A Compulsory Linkage?
A nationwide program to link voter IDs and Aadhaar was first launched in 2015, when the Election Commission announced the National Electoral Roll Purification and Authentication Programme (NERPAP) to create a “totally error free, and authenticated electoral roll”.
- The exercise was suspended in August that year following a Supreme Court order which ruled that Aadhaar could not be used for anything except receiving benefits through the public distribution system.
- After the pause in 2015, the Election Commission resumed collecting Aadhaar data in 2021.
- In 2021, the Modi government amended the Representation of the People Act, 1950. The amendment provided for linkage but without making it mandatory.

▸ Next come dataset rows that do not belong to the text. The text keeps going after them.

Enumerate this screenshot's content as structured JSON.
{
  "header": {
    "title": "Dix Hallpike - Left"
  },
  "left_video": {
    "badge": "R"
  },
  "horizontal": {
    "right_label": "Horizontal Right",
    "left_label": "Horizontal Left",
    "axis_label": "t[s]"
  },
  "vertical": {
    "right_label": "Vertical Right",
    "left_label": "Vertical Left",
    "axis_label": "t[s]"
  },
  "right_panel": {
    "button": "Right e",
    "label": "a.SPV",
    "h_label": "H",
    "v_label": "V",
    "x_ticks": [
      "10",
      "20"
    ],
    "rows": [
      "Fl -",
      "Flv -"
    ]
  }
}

- However, the newest proposals could roll back those provisions.
The Telangana Warning
The 2015 exercise to link Aadhaar cards to voter IDs had grim consequences for the voters of Andhra Pradesh and Telangana.
- In December 2018, lakhs of voters found their names missing from the electoral rolls in Telangana.
- In 2019, information obtained under the Right to Information Act found that 55 lakh voters had been deleted from electoral rolls in Andhra Pradesh and Telangana after the exercise to link Aadhaar and voter ID cards.
- A Huffpost investigation found that one reason for these deletions was a software that scanned the state’s EPIC database and the Aadhaar database to try and match a voter’s EPIC information with their Aadhaar information.
The Electoral Roll
Since 2015, the Election Commission has collected the Aadhaar data of 66.23 crore voters, out of a total of 96.88 crore.
- Among these nearly 97 crore voters, duplication can happen in two ways: one, as the Opposition has pointed out, is that two voters can have the same EPIC numbers.
- Rangarajan, the former IAS officer, said that the linkage will remove duplications in the electoral roll.